I am trying to organize a graph data exchange process between ArangoDB and DGL for learning graph neural networks on a data that I have in Arango collections.
Case 1
I am exporting data from ArangoDB to DGL using metagraph, teaching a GNN, updating target labels and importing results back into ArangoDB.
op_metagraph = {
"vertexCollections" : {
"tmp_v_accounts" : {
"features" : {
"creation_dt" : IdentityEncoder(dtype=torch.int),
"foreign_flg" : CategoricalEncoder()
}
}
},
"edgeCollections" : {
"tmp_e_operations" : {
"features" : {
"operation_dt" : IdentityEncoder(dtype=torch.int),
"operation_sum" : IdentityEncoder(dtype=torch.int)
},
"label" : "fraud_flg"
}
}
}
dgl_tx = adbdgl_adapter.arangodb_to_dgl(
"operations_graph",
metagraph=op_metagraph
)
#learning...
adb_g = adbdgl_adapter.dgl_to_arangodb("new_graph", dgl_tx)
The initial problem is that, while the network did do some work, I couldn’t interpret the results because the import process created new collections and:
- I could not add technical attributes (such as the element’s _key or _id) to the original graph data as it would be wrongfully used in the learning process;
- I could not match the records from old and new collections using non-technical attributes as they were changed in the learning process, and even if they weren’t, there would be no guarantee a given record’s attributes are unique across all data.
Case 2
I tried including tech attributes into the metagraph, hoping to exclude them from learning later by editing the model itself.
Trying to include _key attribute as a string:
"features" : {
...,
"_key" : CategoricalEncoder()
}
Produces KeyError: <some arbitrary number>
, which I assume (but cannot confirm) to be that DGL cannot upload that much categorical data into the graph.
Trying to create a new attribute as TO_NUMBER(_key)

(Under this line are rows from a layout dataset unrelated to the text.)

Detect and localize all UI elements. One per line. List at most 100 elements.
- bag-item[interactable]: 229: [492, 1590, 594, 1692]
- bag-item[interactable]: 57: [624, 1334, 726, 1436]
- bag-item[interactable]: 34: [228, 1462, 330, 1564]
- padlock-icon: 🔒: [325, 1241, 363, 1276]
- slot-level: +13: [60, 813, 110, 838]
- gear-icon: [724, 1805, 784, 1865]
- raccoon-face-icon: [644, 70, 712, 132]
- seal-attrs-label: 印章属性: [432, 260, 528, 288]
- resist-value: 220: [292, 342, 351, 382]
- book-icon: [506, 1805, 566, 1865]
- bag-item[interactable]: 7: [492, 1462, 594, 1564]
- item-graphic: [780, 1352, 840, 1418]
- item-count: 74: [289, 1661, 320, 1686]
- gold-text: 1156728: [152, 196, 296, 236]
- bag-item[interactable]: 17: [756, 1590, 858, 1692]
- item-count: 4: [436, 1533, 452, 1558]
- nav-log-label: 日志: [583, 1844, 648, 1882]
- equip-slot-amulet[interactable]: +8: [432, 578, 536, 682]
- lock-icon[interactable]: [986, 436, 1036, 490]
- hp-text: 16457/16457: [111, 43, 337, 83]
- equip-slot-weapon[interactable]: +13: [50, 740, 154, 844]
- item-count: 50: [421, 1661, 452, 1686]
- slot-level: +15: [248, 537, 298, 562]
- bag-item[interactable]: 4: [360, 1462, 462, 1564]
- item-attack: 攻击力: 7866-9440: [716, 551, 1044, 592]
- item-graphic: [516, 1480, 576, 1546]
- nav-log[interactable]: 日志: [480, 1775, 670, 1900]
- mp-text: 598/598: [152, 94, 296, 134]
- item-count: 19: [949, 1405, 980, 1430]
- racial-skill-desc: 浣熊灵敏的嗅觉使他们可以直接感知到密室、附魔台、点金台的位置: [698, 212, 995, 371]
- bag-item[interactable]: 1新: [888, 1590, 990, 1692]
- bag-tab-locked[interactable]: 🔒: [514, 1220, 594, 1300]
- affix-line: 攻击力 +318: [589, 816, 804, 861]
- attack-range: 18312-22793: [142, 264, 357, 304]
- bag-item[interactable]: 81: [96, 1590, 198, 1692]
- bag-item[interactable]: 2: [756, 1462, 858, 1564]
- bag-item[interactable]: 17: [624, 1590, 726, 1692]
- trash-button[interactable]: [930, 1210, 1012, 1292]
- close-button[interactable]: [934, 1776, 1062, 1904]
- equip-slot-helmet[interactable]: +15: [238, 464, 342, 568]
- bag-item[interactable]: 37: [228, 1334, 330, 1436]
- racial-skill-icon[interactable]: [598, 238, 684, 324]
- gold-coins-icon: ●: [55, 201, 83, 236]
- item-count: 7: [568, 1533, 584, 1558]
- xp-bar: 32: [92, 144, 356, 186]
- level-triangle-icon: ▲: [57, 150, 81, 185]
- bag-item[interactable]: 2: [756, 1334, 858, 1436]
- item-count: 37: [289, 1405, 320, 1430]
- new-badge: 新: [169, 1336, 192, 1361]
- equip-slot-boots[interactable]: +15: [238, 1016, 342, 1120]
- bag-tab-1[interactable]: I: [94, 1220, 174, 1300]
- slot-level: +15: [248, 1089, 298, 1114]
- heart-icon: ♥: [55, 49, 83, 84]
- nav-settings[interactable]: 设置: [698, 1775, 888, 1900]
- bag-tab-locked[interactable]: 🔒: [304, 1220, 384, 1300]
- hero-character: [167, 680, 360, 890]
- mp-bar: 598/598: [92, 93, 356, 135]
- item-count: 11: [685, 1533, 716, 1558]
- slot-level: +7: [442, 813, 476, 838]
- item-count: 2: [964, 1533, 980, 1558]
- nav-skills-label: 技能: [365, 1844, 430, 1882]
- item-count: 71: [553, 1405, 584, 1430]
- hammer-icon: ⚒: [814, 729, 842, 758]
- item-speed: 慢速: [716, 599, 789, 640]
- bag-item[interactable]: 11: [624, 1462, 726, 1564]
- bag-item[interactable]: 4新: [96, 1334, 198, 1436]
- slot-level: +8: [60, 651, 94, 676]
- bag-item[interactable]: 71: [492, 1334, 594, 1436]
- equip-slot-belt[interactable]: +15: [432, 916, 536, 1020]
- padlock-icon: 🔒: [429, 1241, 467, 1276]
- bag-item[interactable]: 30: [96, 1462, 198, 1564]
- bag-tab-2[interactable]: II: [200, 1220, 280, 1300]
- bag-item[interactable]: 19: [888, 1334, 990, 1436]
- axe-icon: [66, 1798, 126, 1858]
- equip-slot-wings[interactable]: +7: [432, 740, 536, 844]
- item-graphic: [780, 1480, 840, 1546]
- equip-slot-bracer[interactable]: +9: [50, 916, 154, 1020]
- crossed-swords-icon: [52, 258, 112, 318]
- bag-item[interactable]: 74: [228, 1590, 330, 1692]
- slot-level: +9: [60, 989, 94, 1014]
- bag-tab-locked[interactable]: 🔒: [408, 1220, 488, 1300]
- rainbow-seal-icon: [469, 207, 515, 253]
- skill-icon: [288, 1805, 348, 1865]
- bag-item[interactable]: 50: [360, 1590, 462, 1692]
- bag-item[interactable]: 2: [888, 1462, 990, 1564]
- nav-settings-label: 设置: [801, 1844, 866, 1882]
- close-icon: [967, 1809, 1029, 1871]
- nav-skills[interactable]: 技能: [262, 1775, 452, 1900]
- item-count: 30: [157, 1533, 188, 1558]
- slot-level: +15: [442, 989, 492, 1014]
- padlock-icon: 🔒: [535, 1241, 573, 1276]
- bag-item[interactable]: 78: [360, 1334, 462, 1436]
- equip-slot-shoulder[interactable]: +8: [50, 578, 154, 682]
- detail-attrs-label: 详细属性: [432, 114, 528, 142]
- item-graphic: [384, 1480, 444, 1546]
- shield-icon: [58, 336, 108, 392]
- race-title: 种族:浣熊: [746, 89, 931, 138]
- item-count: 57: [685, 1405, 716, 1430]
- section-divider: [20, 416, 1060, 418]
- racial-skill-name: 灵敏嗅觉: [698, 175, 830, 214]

via AQL and include it as an integer:
"features" : {
...,
"t_int_key" : IdentityEncoder(dtype=torch.int)
}
Produces the following error:
Exception has occurred: DGLError
[12:18:17] C:UserspeizhouworkspaceDGL_scriptsreleasewin-64dglsrcgraphunit_graph.cc:69: Check failed: aten::IsValidIdArray(src):
Which I could not find an explanation for. Stunning is the fact the my username is not peizhou
, and I do not have such user on my computer. So the error seemingly doesn’t even originate from my own installation of DGL.
Summary
The question that stems from this is how can I either:
Update the existing ArangoDB collections with data that I obtained from the DGL, rather than imporing data into entirely new collections, or:
Include technical attributes, such as the elements’ keys, into the DGL graph, to be able to match the records in old and new collections after importing data into the new ones?